Moving to Alaska gave my writing an incredible boost. We moved to Fairbanks on
January 15, 1987, so we jumped right into winter. It was a magical time.
Everything was new and fresh and the world around us gave me lots of book ideas. Our boys were preschool and toddler ages and so picture books were part of our
everyday life. It was the most productive writing time of my life.

My first book, Jesse Bear, What Will You Wear?, was published in 1986. The eighties and early nineties were wonderful years for picture books, especially for
the poetic ones I tend to write. It’s been much more difficult for the picture book writer the past ten years. Publishers that used to be open to all kinds of books, even the “quiet ones,” want instant bestsellers. Celebrity books are attractive because no matter what the writing is like, the author already has name and fame.

My advice today for people wanting to write for children is really the same advice
I gave twenty years ago. READ! READ! READ! Someone told me once, “I don’t want to read picture books because I’m afraid I might take something from them and put into my manuscripts.” But reading good books helps a person write good books. Something I take away from my favorite picture book may end up in one I write, but you wouldn’t know it. That special “something” inspired me, but I made it my own; in my hands, it took different shape.

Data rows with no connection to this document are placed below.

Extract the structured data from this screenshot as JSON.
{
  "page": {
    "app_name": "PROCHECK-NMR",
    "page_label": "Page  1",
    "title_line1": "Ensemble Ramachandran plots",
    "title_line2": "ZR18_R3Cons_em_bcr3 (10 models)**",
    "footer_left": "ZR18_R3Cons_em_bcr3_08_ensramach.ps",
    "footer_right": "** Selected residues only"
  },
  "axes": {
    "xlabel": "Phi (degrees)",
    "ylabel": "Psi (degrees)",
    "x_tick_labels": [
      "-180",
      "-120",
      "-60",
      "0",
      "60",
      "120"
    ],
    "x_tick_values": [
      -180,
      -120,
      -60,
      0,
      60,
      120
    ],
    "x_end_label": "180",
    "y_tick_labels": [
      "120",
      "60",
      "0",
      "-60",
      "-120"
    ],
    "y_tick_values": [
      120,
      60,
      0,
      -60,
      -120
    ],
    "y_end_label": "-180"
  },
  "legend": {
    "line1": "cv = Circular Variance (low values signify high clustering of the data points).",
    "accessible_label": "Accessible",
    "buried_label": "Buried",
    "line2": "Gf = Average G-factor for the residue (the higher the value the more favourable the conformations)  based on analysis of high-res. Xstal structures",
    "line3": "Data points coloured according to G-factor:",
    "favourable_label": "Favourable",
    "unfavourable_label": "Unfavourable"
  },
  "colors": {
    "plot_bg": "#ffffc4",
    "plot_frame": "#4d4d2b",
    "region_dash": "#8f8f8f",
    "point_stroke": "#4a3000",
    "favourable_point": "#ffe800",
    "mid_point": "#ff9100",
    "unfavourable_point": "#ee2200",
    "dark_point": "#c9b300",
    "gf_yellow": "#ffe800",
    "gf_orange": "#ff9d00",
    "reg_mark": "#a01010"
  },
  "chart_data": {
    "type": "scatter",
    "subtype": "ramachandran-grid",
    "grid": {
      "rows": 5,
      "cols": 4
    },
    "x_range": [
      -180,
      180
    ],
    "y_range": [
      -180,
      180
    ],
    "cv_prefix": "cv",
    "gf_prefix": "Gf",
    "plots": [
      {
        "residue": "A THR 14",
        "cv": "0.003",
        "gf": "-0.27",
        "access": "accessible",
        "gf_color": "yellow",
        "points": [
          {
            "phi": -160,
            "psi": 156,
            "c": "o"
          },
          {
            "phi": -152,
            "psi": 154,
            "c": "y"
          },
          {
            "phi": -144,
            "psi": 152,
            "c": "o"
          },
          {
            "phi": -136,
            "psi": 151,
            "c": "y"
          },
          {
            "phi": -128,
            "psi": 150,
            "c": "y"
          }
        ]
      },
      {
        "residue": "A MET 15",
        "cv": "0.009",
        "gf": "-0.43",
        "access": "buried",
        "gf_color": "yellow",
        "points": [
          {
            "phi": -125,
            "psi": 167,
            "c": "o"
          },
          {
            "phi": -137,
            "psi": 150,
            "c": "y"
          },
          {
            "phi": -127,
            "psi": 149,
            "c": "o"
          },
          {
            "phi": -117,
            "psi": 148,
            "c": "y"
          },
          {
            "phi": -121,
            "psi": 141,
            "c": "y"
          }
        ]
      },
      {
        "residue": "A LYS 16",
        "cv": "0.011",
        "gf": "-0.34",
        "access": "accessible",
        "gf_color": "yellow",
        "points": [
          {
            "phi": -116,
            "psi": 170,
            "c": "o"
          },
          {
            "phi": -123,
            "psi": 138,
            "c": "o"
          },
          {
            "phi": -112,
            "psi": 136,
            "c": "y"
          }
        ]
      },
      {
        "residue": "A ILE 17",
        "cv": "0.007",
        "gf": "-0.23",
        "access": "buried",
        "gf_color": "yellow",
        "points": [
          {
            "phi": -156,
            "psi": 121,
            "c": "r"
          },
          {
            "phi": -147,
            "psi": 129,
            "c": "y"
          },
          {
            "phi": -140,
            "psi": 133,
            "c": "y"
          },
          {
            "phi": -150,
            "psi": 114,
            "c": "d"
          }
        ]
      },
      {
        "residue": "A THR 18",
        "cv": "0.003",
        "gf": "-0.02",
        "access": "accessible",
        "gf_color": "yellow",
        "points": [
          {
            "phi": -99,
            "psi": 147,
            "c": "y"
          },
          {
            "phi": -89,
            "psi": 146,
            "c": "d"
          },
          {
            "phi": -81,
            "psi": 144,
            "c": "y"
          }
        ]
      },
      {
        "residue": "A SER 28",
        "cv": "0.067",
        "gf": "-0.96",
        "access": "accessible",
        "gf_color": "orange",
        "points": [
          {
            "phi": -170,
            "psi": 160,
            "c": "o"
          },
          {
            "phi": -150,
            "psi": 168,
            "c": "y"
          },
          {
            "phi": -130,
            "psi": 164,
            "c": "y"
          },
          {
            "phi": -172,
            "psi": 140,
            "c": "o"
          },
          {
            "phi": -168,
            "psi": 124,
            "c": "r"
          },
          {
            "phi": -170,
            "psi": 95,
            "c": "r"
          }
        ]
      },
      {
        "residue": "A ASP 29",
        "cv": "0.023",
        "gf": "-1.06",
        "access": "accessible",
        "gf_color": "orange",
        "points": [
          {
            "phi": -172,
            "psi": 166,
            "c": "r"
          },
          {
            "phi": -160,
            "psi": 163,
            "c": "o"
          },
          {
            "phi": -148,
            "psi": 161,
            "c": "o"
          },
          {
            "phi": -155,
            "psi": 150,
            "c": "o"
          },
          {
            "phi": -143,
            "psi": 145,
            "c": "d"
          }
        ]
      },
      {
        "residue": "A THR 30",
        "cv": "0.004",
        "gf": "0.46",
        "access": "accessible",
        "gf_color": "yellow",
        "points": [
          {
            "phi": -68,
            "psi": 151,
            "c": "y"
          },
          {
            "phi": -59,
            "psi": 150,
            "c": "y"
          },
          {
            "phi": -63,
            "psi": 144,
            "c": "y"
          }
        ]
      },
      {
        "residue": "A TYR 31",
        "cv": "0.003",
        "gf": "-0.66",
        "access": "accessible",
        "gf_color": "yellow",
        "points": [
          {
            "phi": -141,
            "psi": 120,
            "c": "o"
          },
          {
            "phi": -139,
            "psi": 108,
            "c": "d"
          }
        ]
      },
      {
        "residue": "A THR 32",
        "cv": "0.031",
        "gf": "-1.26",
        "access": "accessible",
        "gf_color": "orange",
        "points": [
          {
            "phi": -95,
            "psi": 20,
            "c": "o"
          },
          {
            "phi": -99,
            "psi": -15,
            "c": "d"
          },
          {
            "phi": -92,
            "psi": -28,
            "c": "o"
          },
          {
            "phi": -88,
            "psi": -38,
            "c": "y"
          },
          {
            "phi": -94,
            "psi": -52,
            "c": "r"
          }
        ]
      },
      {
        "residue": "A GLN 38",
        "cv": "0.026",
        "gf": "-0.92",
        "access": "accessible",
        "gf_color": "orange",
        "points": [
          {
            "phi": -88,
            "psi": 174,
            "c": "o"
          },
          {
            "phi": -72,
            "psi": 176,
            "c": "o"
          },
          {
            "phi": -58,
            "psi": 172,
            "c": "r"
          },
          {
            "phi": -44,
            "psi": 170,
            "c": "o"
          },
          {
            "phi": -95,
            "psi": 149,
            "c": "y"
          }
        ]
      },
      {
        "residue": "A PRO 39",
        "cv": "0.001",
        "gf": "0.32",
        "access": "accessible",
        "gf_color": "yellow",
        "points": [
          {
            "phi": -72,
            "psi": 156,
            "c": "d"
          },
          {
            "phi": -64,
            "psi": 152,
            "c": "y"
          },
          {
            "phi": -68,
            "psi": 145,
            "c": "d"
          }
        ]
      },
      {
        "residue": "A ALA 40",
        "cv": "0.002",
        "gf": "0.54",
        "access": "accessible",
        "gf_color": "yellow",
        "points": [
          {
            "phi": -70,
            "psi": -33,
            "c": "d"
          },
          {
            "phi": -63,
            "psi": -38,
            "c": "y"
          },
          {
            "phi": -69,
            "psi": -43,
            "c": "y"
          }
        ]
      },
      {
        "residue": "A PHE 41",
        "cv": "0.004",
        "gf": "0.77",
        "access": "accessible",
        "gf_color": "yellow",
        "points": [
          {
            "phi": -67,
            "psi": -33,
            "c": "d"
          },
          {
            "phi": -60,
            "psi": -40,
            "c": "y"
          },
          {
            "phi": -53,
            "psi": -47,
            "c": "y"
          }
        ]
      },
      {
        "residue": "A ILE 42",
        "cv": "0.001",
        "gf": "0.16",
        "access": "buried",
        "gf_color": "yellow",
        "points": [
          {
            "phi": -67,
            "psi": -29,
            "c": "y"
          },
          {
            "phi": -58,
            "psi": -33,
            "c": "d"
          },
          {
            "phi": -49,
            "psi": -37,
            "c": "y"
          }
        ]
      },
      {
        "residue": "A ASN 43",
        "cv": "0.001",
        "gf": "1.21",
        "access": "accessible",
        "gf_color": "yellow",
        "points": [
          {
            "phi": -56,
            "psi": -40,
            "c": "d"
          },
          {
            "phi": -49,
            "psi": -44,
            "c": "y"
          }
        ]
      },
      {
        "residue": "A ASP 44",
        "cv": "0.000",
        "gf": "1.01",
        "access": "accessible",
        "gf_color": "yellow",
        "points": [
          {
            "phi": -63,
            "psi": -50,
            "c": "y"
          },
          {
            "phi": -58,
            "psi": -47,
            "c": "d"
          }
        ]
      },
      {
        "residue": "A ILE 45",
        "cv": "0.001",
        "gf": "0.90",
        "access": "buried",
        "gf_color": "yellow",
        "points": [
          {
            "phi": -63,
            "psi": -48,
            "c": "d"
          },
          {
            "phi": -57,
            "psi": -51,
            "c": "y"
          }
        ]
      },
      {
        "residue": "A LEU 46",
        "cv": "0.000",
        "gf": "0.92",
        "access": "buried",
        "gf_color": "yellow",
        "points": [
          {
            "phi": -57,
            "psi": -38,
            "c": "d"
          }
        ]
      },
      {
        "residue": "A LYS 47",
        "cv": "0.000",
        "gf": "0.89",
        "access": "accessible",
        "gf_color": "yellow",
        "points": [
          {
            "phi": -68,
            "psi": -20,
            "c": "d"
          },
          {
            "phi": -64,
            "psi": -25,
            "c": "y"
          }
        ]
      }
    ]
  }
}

The second bit of advice I have is PERSIST! PERSIST! PERSIST! If you cannot stand getting rejections for your manuscript, it may be difficult to become a published writer of children’s books. And if your stories never leave the file drawer or computer, you will never know. I continue to collect rejection letters although I’ve had over fifty children’s books published. That really is part of the business.

Just now the doorbell rang. Fed Ex left me a set of first proofs for an upcoming picture book. It is always a thrill to see one’s book at different stages. It reminds me that I’m very glad I didn’t give up.

After having one or many books come out every year from 1986 to 2004, I have had a gap of five years. In part this relates to the tough market, but also to various personal reasons. Even though each manuscript was accepted at a different time, I have the following three picture books coming out in 2009:

This is the Day, illustrated by Richard Cowdry, Zonderkidz
It’s Your First Day of School, Annie Claire, illustrated by Margie Moore, Abrams Books for Young Readers
Mama, Will it Snow Tonight, illustrated by Paul Tong, Boyds Mills Press

I have lots of other picture books in progress or being considered by editors. But what I would like to work on are my unfinished novels, one middle-grade and two YA.
Years before I became published, when someone asked what I did, I would say I try to
write children’s books. I guess I’m still in the stage of thinking I “try” to write chapter books. Hopefully, one of these days, I will simply say, “I’m working on a chapter book” and do it!

3 thoughts on “Advice from Author Nancy White Carlstrom: Read and Persist”

  1. Andromeda Romano-Lax

    What a wonderful introduction to Nancy’s story! I remember reading her “Before You Were Born” aloud to one of my children, not even realizing she was an Alaskan. Thanks for introducing us to another talented and persistent writer, Deb.